Miracle on the Mountain: The Kincaid Family Story is a 2000 American drama television film directed by Michael Switzer, written by Dan Levine, and starring Patty Duke, William Devane. Natasha Melnick, Kaj-Erik Eriksen and Elisabeth Rosen. It aired on CBS on April 26, 2000.

==Plot==
Synopsis

A problematic and wealthy family travels to the mountains for a family celebration, but their private plane develops some troubles and crashes on an isolated and cold mountain. Now, the family must work together to survive the extreme wilderness conditions, including an avalanche.

Story

A plane crashes into the forests during the winter and only the Kincaid family survives. They then travel through the forest in search of rescue. The father collapses in the middle of searching and they find a cabin that is unfortunately broken. Meanwhile, a search and rescue team lands in the area and sets off to find the family.

The family uses the cabin to their advantage and uses the broken pieces to start fires while the father, who may be suffering from Frostbite, stays inside the cabin weak. They later decide to not leave the cabin and use their supposed only flare to start a fire. On the next day, the family digs a hole for the father to sleep in after scavenging the cabin’s resources.

The search and rescue team begins to get ready to leave after concluding that the family died in the crash before an relative of the family finds a drawing on a tree and urges the team to find the family. The family, now all living in a hole, notices at dawn a sound. The brother looks out to see two men riding a snow motorcycle. Despite the father not waking up, the brother sets off to chase the men with a skateboard. The skateboard breaks mid-run so he continues the chase on foot. After climbing a hill, he sees the two men, throws a flare that he has been keeping, and blacks out.

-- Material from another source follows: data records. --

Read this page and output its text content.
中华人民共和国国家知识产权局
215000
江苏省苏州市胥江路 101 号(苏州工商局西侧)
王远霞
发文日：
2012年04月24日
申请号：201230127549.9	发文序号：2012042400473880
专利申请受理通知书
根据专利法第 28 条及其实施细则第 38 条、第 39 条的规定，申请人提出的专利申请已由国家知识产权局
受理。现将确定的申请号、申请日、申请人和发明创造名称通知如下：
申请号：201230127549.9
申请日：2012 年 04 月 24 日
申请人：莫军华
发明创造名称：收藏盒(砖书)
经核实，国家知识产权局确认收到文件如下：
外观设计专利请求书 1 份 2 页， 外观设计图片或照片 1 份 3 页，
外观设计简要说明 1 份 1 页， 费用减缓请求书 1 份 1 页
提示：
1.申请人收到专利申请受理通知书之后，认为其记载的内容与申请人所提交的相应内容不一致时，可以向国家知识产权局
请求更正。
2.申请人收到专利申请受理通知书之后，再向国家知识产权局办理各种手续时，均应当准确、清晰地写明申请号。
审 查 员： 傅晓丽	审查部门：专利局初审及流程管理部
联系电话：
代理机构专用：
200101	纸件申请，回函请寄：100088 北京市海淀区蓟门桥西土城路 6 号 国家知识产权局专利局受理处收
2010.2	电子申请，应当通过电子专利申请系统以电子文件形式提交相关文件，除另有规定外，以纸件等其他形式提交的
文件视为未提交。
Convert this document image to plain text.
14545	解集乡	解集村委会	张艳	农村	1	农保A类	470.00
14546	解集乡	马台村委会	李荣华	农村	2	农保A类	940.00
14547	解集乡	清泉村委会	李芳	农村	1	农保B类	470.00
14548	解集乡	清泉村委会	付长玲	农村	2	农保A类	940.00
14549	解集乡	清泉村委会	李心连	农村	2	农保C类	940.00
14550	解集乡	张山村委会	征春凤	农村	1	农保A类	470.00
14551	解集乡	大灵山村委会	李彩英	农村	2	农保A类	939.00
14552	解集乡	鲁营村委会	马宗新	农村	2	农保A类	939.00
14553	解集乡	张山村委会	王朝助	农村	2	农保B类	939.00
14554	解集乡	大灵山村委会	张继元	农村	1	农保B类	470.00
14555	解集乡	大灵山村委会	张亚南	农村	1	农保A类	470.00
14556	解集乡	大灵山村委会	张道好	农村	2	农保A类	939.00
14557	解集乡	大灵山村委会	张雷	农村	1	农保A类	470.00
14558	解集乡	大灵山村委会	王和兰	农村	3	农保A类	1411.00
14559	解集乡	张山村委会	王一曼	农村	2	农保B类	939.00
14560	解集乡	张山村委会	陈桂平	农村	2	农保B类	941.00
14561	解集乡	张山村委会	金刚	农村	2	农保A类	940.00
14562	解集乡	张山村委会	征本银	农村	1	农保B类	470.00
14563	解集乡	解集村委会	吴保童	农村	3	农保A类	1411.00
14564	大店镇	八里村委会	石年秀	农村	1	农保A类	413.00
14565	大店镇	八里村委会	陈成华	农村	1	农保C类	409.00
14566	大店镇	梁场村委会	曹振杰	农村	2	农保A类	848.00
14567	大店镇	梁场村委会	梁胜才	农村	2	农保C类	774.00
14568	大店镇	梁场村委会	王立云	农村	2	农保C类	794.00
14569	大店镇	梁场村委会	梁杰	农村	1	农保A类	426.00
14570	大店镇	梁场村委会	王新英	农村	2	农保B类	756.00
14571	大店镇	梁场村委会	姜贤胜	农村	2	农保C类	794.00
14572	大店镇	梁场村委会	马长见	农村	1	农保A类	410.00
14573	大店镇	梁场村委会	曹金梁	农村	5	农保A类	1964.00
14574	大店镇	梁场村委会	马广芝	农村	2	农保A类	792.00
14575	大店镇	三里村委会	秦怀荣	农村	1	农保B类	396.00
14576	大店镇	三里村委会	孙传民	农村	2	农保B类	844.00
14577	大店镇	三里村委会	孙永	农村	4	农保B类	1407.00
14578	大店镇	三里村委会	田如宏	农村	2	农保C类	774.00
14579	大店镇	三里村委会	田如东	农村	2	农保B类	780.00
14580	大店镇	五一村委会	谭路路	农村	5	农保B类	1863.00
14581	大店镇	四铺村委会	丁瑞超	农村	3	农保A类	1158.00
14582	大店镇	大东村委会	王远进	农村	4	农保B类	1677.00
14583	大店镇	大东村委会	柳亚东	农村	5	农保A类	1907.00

The two men find the brother and the rest of the family and take them back to the search and rescue base where they reunite with their relative and get back home.

==Cast==
- Patty Duke as Anne Kincaid
- William Devane as Tom Kincaid
- Natasha Melnick as Susan Kincaid
- Kaj-Erik Eriksen as Rick Kincaid
- Elisabeth Rosen as Carla Kincaid
- Armando Valdes-Kennedy as Charlie Sanchez
- Kevin McNulty as Dave
- Ingrid Torrance as Alexis
- William Sanderson as Helicopter Pilot
- Kene Holliday as Jack Calloway

==Reception==
Laura Fries from Variety gave the film a negative review, stating: "Keep moving, folks. Nothing new to see here unless you haven’t gotten your fill of the jeopardy of the week. In fact, this latest family drama isn’t even based on a true story. Heck, it’s not even inspired by a real incident. "Miracle on the Mountain" is touted by CBS as a movie "suggested by actual events." At this point, you might as well just admit it's fiction, and not particularly good fiction at that.". David Parkinson from Radio Times gave the film two out of five stars, concluding: "Director Michael Switzer makes the most of the scenery and stages an impressive avalanche, but the domestic duelling rapidly becomes wearisome."